The Brazilian snake-necked turtle (Hydromedusa maximiliani), also known commonly as Maximilian's snake-necked turtle, and locally known in Brazilian Portuguese as cágado-da-serra ("mountain turtle") and cágado-pescoço-de-cobra ("snake-necked turtle"), is a species of turtle in the family Chelidae. The species is native to southeastern Brazil. It is one of the smallest Brazilian freshwater turtles, reaching a maximum straight carapace length of 20 cm. The species prefers streams with sandy and rocky bottoms and clear water in forests above 600 m elevation.

==Etymology==
The specific name, maximiliani, is in honor of German naturalist Prince Maximilian of Wied-Neuwied.

==Taxonomy==
First described as Emys maximiliani by Mikan (1825), it was subsequently moved to the genus Hydromedusa by Wagler (1830). Several other species described later have since been synonymized with this species. There are no recognised subspecies.

==Description==
The Brazilian snake-necked turtle is a small species reaching a straight carapace length of between 10–20 cm with a weight of 120–520 g. The carapace of the adult is oval in shape varying in color from dark gray, through to dark or light brown. The plastron is a yellow or cream color. The species has a moderate-sized head with a small snout and yellowish jaws, with no barbels on the chin. The iris is black. The dorsal surface of the head, neck and limbs are olive green to gray in color with a lighter cream-colored ventral surface.
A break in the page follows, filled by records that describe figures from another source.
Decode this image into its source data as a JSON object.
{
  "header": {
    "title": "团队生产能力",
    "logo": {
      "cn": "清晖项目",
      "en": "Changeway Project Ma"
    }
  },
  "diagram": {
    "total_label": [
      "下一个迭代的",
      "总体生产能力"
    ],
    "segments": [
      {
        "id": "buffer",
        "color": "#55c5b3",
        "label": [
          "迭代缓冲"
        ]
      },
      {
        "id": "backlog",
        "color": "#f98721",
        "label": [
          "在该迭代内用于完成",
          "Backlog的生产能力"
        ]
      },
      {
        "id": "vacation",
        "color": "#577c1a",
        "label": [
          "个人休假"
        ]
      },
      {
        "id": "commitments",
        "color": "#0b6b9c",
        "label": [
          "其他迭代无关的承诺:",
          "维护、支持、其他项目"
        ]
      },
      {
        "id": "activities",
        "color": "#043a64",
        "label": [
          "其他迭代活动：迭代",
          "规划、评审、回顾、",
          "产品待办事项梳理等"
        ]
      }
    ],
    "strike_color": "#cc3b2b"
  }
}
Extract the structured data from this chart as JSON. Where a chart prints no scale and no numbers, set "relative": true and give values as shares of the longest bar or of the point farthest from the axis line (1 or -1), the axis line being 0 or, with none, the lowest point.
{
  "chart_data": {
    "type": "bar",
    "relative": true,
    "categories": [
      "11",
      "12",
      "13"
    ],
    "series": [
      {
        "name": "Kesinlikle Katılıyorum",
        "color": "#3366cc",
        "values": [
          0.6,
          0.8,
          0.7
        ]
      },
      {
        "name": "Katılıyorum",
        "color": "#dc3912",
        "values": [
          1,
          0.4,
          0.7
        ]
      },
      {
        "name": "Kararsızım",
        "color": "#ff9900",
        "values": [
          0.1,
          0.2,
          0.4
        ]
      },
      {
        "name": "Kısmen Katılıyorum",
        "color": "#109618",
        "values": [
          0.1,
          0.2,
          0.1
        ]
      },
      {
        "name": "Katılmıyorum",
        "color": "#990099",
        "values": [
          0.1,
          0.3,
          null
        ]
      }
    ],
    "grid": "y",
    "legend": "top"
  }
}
==Geographic distribution and habitat==
The Brazilian snake-necked turtle is native to southeastern Brazil, in the states of Bahia, Minas Gerais, Espírito Santo, Rio de Janeiro and São Paulo. The distribution is associated with the mountainous Atlantic rainforest. As a generalization it is found in mountain streams above 600 m.

The species is found in shallow streams from 15 to 100 cm in depth, with clear, cold water and sandy or rocky substrates. Because of the dense canopy and closed understory of the forests the streams receive little sunlight making basking only possible in gaps along the stream.

==Reproduction==
Hydromedusa maximiliani is oviparous, depositing eggs at terrestrial nesting sites.

==Conservation==
Some populations of this species, H. maximiliani, occur within protected areas and are hence afforded some protection from deforestation and pollution which are considered major threats. In regions outside these protected areas the species may be becoming fragmented and may therefore become increasingly vulnerable in the future.